En même temps, Loukachenko semble initier le projet de création d’un Etat bicéphale – l’Union Russo-Biélorusse, dans laquelle il veut jouer le premier violon sur le fond d’un Eltsine alcoolique et effacé. Toutefois, ce processus n’est jamais arrivé à son terme, en raison de son irréalisme : la Biélorussie réclame dans cette union les mêmes droits que la Russie, ce que cette dernière n’est pas prête à accepter.

Ainsi, Loukachenko parvient à édifier un énorme réseau clientéliste, qui le réunit à une grande partie de la population, travaillant dans les entreprises d’Etat. Le seul problème est que ce système ne peut fonctionner que si Moscou est d’accord pour continuer de subventionner l’économie biélorusse. Or, avec l’arrivée de Vladimir Poutine, la Russie met en œuvre une diplomatie économique, fondée sur la recherche du profit. Lourdement endettée, la Biélorussie s’est engagée dans une série de guerres commerciales avec son voisin russe, avant de les perdre toutes et de vendre en remboursement de ses dettes son seul actif stratégique – les pipe-lines acheminant des hydrocarbures russes en Europe.

La situation devient intenable lorsqu’en 2011, le gouvernement ne parvient plus à maintenir le taux de change de sa monnaie nationale, à la suite d’un énième refus de Moscou d’accorder des crédits. Le rouble biélorusse perd plus de la moitié de sa valeur en quelques jours, provoquant par la même la perte des économies des épargnants (tandis que les épargnants perdent leurs économies).
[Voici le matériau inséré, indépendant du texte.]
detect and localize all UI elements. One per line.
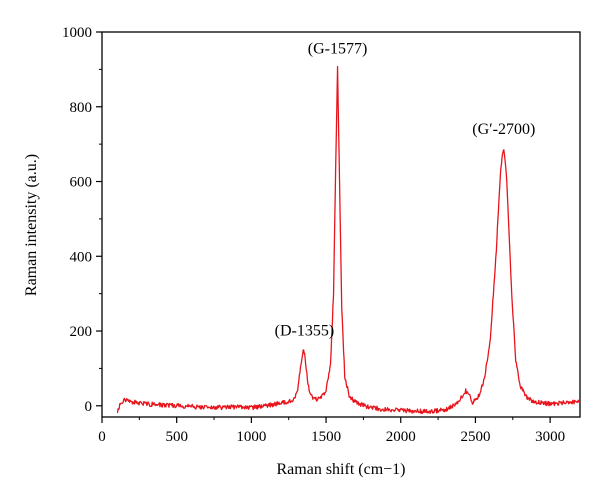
peak-annotation-1: (G-1577) <box>308 41 368 58</box>
series-layer <box>116 65 581 415</box>
y-tick-label-600: 600 <box>70 175 93 191</box>
x-tick-label-1500: 1500 <box>311 429 341 445</box>
x-tick-label-500: 500 <box>165 429 188 445</box>
x-tick-label-2500: 2500 <box>460 429 490 445</box>
x-tick-label-2000: 2000 <box>386 429 416 445</box>
y-axis: 0 200 400 600 800 1000 <box>62 25 102 415</box>
series-line-0 <box>116 65 581 415</box>
x-axis: 0 500 1000 1500 2000 2500 3000 <box>98 417 565 445</box>
annotation-layer: (D-1355) (G-1577) (G′-2700) <box>275 41 536 340</box>
peak-annotation-0: (D-1355) <box>275 323 335 340</box>
y-tick-label-1000: 1000 <box>62 25 92 41</box>
y-tick-label-400: 400 <box>70 249 93 265</box>
x-tick-label-3000: 3000 <box>535 429 565 445</box>
y-tick-label-200: 200 <box>70 324 93 340</box>
y-axis-label: Raman intensity (a.u.) <box>23 154 40 296</box>
x-tick-label-0: 0 <box>98 429 106 445</box>
y-tick-label-0: 0 <box>85 399 93 415</box>
peak-annotation-2: (G′-2700) <box>472 121 535 138</box>
y-tick-label-800: 800 <box>70 100 93 116</box>
x-tick-label-1000: 1000 <box>236 429 266 445</box>
plot-area: (D-1355) (G-1577) (G′-2700) <box>101 31 581 418</box>
x-axis-label: Raman shift (cm−1) <box>277 461 406 478</box>
plot-frame <box>101 31 581 418</box>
Politiquement, le système semble verrouillé car Loukachenko se fait régulièrement réélire utilisant toujours les mêmes slogans populistes et en maintenant les subventions. Les tentatives de révolution de velours en Biélorussie ont échoué à deux reprises en 2006 et en 2010 en raison du contrôle sur les médias et la passivité de la population.

La situation en Biélorusse semble être verrouillée pour le moment. La situation est d’autant paradoxale que même la Russie, son allié le plus proche, pourtant très critique à l’égard de la politique de Loukachenko, ne parvient pas à changer la donne dans ce pays.